Wednesday, April 15, 2009

Another installment of a feel good story: "A Journal for Jordan"

A friend recently told me the story behind this journal which was explained to me as a father to son version of "PS I love you" -- which I have no problem admitting that I actually liked the movie (even though I never read the book). I was immediately taken in by the fact that a parent, especially a father, had the foresight to write down everything that he wanted his child, in this instance a son, to know just in case he was not around to teach him.

What a daunting task! I recently have become a parent and can not even began to imagine all the things that I would want to write down in such a journal to make sure my son would know, just in case I'm not around to teach him. I also can not imagine how this father was able to write such a work of love under the pressure of war, where the harshest realities of life are continually on display.

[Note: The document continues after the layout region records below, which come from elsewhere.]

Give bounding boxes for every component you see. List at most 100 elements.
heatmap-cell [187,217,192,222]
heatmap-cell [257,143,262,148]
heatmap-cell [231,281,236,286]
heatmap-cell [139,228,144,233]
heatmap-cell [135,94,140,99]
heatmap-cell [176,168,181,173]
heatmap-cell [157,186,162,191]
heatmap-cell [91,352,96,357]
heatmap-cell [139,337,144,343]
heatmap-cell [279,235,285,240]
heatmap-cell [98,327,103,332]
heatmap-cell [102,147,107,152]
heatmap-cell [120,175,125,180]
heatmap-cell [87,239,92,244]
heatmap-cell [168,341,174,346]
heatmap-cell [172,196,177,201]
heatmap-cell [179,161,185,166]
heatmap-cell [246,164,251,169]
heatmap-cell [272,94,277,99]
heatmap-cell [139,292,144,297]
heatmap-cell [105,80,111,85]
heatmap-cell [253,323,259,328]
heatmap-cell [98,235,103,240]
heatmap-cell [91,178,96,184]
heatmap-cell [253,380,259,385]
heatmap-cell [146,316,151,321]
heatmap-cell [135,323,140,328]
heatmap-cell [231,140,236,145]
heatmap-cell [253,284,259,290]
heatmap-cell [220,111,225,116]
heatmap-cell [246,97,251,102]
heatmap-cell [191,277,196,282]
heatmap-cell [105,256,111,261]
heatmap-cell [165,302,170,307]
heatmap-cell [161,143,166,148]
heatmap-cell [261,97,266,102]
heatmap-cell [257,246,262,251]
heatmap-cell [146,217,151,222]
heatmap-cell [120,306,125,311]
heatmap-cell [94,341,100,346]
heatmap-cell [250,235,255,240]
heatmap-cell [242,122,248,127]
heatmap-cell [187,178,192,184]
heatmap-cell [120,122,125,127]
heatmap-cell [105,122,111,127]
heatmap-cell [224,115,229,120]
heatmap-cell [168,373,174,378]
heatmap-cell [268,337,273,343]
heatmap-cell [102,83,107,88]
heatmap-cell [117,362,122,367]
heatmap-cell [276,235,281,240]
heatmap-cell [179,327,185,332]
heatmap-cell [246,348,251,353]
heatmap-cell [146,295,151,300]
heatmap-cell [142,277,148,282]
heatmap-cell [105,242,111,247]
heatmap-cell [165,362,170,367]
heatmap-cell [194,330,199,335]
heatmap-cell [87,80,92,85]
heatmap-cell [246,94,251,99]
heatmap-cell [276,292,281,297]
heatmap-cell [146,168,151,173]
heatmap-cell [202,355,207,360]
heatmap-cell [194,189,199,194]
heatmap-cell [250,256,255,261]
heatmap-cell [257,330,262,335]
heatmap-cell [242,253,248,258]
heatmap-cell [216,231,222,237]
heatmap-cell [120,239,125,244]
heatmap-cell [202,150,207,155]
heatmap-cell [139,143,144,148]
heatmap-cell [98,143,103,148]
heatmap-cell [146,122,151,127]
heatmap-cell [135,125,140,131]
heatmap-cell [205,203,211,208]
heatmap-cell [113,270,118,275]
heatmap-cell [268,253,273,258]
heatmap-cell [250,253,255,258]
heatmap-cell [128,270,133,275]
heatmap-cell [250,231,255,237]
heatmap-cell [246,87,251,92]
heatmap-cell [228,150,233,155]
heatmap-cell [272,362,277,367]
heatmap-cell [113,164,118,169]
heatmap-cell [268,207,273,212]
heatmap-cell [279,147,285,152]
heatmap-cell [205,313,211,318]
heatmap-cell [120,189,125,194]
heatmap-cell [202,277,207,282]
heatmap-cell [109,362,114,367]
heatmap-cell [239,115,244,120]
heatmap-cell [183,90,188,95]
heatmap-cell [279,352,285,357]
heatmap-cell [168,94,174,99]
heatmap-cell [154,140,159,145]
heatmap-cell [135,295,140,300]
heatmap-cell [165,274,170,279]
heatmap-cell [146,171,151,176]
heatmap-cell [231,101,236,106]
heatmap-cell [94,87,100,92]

I went to the local bookstore to read more and found that the book leans more towards telling the love story between the parents than advice giving between father and son. Many people on Amazon have given bad reviews because of this fact. But, I got to tell you that a father that professes a legacy of love for his partner might be leaving behind some of the best advice his son will ever receive. Sure, there are a lot practical things to teach a 2 year old before they become an adult. However, I am certain that the most practical thing for a young man to learn is how to treat women in his life with love, equality, admiration, and respect.

Without his father in his life to model these essential characteristics as an emotional coach, what more for his father to do then to write his personal journey to manhood in a journal to his son? We need more young men to learn these things and more fathers to mentor the young men in their lives about why loving and honoring women in their life is so important.